Crystal-to-metal: transformation on the nanoscale

Unique 'near-field' microscopy at the MPI of Biochemistry allowed, for the first time, viewing on the nanoscale the spontaneous appearance and growth of metallic puddles that mark the transition from an electrically insulating material in an electrically conducting one. The research may lead to a better understanding of superconductors - materials that conduct electricity without energy loss - or development of better materials for powering high-speed electronics.

In a paper to be published on Friday, 14 December 2007, in Science, Markus Brehm und Fritz Keilmann join an international team in describing a novel approach to viewing Mott's transition in vanadium dioxide. Their co-authors are Mumtaz Qazilbash, Greg Andreev, Brian Maple and Dimitri Basov of the University of California-San Diego; Alexander V. Balatsky of the Theoretical Division and Centre For Integrated Nanotechnologies in Los Alamos; and Byung-Gyu Chae, Hyun-Tak Kim and Sun Jin Yun of the IT Convergence and Components Lab, Electronics and Telecommunication Research Institute in Korea.

Materials such as copper metal contain electrons that are mobile enough to conduct an electrical current. In conducting materials such as copper, gold, silver, or aluminium, electrons do not hinder one another and are free to move about the lattice structure of the material. In more-complex crystal oxides, such as vanadium dioxide, electrons can become influenced by nearby positively or negatively charged particles, and their movement can become hindered. These materials are known by physicists as 'correlated materials.'

Correlated materials include superconductors or semiconductors - crystals peppered or 'doped' with atoms that may donate mobile electrons to the solid. Correlated materials can exhibit extraordinary changes in their physical properties, such as transforming from an insulating material to a conducting material, when subjected to relatively small changes in pressure or temperature.

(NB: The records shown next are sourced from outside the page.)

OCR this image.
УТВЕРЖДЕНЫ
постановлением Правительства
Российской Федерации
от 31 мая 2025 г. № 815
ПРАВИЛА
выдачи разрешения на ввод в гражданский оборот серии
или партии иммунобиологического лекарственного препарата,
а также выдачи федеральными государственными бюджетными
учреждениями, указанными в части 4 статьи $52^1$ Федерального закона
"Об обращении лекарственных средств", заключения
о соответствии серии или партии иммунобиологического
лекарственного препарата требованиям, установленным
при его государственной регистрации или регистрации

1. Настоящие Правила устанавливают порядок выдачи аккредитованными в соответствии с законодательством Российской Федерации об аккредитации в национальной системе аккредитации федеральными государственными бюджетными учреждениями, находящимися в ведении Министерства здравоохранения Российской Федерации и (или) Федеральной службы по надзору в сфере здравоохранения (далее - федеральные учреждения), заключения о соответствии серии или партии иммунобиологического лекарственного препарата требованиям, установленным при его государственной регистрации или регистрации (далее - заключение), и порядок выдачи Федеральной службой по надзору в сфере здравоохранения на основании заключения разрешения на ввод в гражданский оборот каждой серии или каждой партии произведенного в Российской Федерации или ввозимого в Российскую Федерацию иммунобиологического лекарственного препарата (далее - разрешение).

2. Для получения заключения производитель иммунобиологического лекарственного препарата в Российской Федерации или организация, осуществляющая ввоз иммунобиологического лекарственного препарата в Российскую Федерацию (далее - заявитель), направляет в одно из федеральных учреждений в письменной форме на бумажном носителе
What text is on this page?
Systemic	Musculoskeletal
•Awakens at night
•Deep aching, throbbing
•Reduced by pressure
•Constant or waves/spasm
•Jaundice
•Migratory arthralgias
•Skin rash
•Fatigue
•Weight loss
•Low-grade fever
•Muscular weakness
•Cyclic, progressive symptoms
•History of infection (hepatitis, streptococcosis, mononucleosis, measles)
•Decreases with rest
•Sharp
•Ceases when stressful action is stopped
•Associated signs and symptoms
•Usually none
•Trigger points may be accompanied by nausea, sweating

Vanadium dioxide begins becoming conductive when reaching 68 C, and is fully metallic already at 71 C. On cooling the conductivity disappears. For decades scientists have puzzled over how this transformation to a fully metallic state - known as 'Mott' metal-insulator transition - occurs. Condensed-matter spectroscopist D.N. Basov and theorist A.V. Balatsky argued that the transition begins when tiny metallic puddles begin forming at sites of impurities or imperfections within the lattice, and looked out how to make such puddles visible by some sort of 'nanoscale viewer.'

The infrared nanoscope developed in the lab of F. Keilmann offered a fitting solution. This instrument had already yielded widely recognised results. Recently it enabled infrared spectral inspection of single viruses of below 20 nm thickness (a human hair is 80 000 nm thick) or of modern transistors of 65 nm size. D.N. Basov set out to visit Martinsried for a successful study of Korean-prepared and characterised VO2 crystals. M. Brehm, then postdoc, observed the initially structureless, flat crystal becoming, in the critical temperature region, full of tiny metal inclusions that grew and finally coalesced. These infrared nanoscope images have revealed for the first time a new type of metal 'phase' characterised by unusually strong electron correlation existing only during the transition of the material from its insulating state to its conducting state.

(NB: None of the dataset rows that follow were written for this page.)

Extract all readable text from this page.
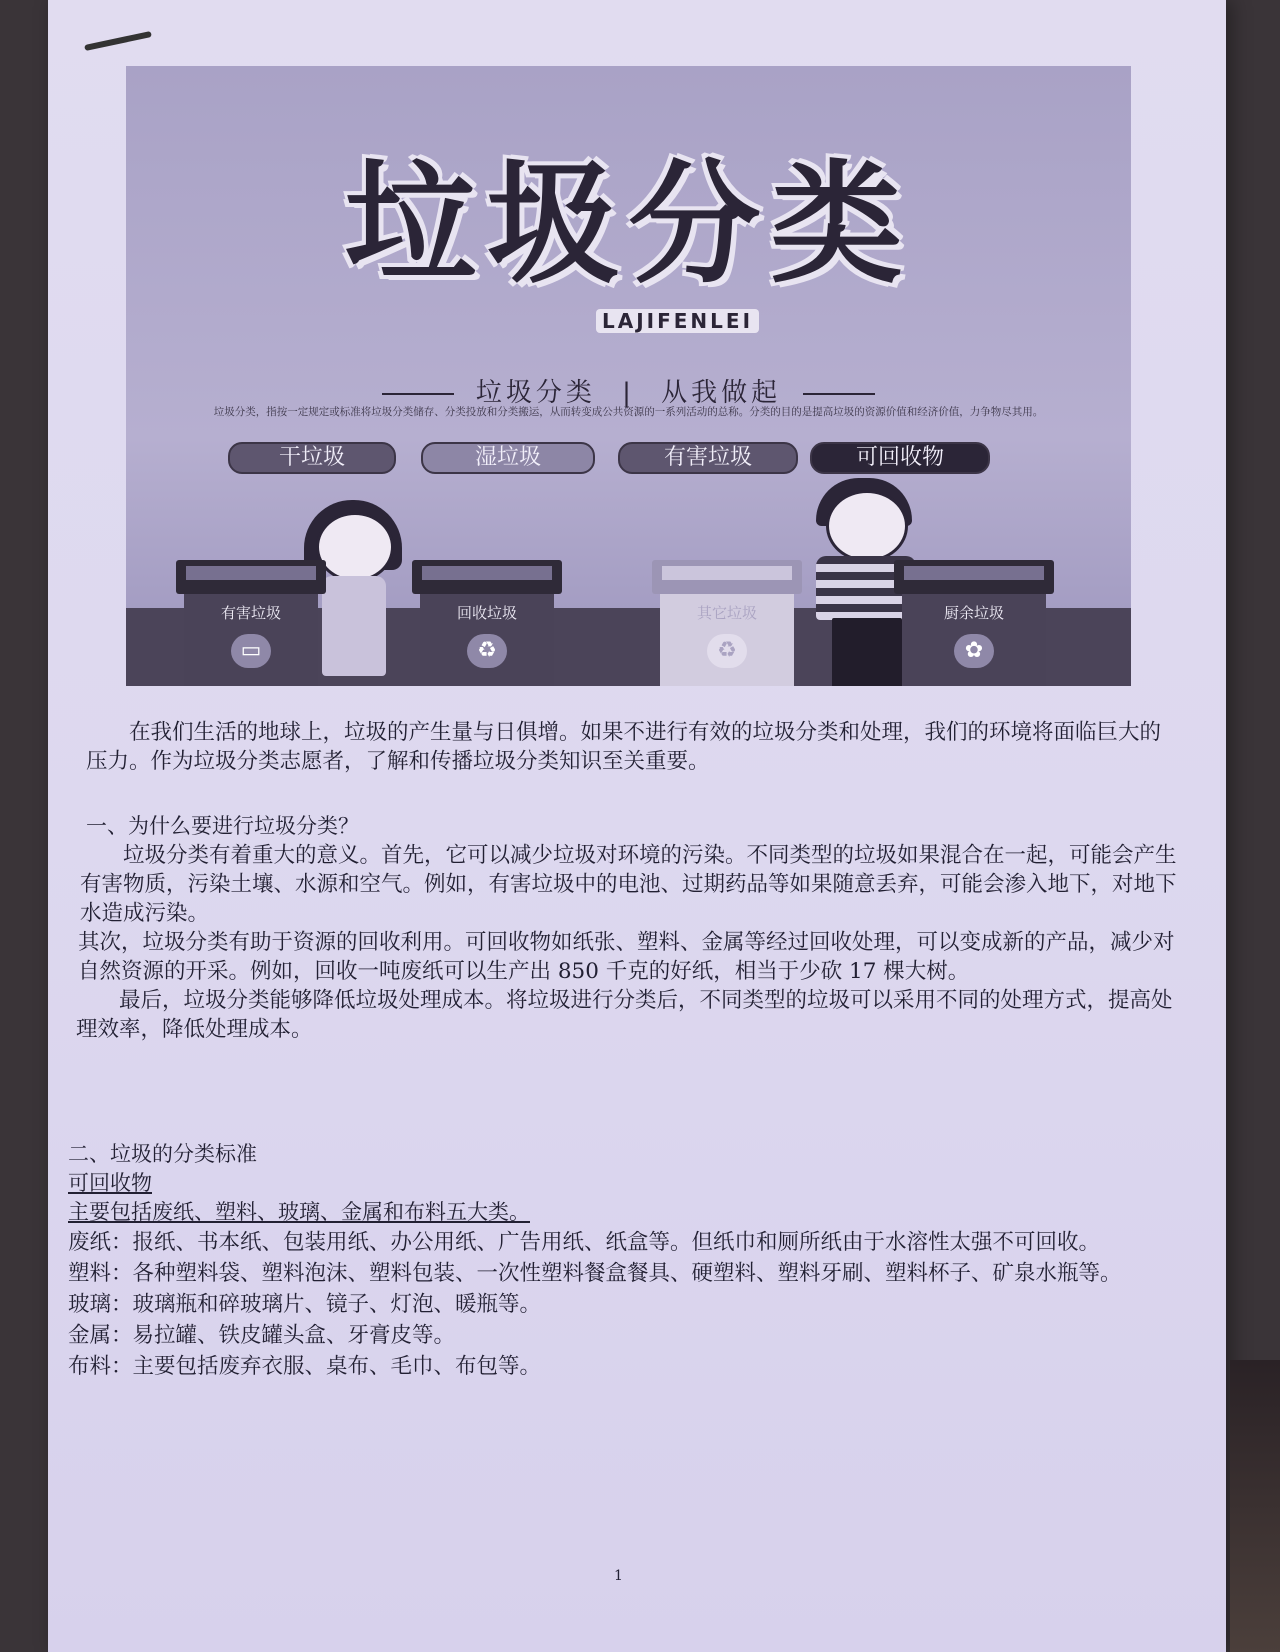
垃圾分类
LAJIFENLEI
垃圾分类 | 从我做起
垃圾分类，指按一定规定或标准将垃圾分类储存、分类投放和分类搬运，从而转变成公共资源的一系列活动的总称。分类的目的是提高垃圾的资源价值和经济价值，力争物尽其用。
干垃圾	湿垃圾	有害垃圾	可回收物
有害垃圾
▭
回收垃圾
♻
其它垃圾
♻
厨余垃圾
✿

在我们生活的地球上，垃圾的产生量与日俱增。如果不进行有效的垃圾分类和处理，我们的环境将面临巨大的压力。作为垃圾分类志愿者，了解和传播垃圾分类知识至关重要。

一、为什么要进行垃圾分类？

垃圾分类有着重大的意义。首先，它可以减少垃圾对环境的污染。不同类型的垃圾如果混合在一起，可能会产生有害物质，污染土壤、水源和空气。例如，有害垃圾中的电池、过期药品等如果随意丢弃，可能会渗入地下，对地下水造成污染。

其次，垃圾分类有助于资源的回收利用。可回收物如纸张、塑料、金属等经过回收处理，可以变成新的产品，减少对自然资源的开采。例如，回收一吨废纸可以生产出 850 千克的好纸，相当于少砍 17 棵大树。

最后，垃圾分类能够降低垃圾处理成本。将垃圾进行分类后，不同类型的垃圾可以采用不同的处理方式，提高处理效率，降低处理成本。

二、垃圾的分类标准

可回收物

主要包括废纸、塑料、玻璃、金属和布料五大类。

废纸：报纸、书本纸、包装用纸、办公用纸、广告用纸、纸盒等。但纸巾和厕所纸由于水溶性太强不可回收。

塑料：各种塑料袋、塑料泡沫、塑料包装、一次性塑料餐盒餐具、硬塑料、塑料牙刷、塑料杯子、矿泉水瓶等。

玻璃：玻璃瓶和碎玻璃片、镜子、灯泡、暖瓶等。

金属：易拉罐、铁皮罐头盒、牙膏皮等。

布料：主要包括废弃衣服、桌布、毛巾、布包等。

1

The infrared nanoscope works at long wavelength of 10 000 nm. It is capable of resolving these tiny objects only because its light is virtually fine-focused by the AFM's probing tip. This mechanism is akin to how an automobile antenna concentrates radio waves into the receiver. The metal puddles highly reflect the infrared nano-focus and thus become highlighted in the image.

The new findings will help researchers worldwide better describe and understand underlying physical laws of how charges propagate through correlated materials. The research could help materials scientist understand how to precisely dope a material with specific atoms in order to optimise conducting or superconducting behaviour or, conversely, to create materials impervious to electrical conductivity or magnetic influences.

'What is extremely exciting about this research is that four different laboratories with complementary disciplines cooperated to use this infrared nanoscope in its first successful application for solving a solid-state physics puzzle,' Keilmann said.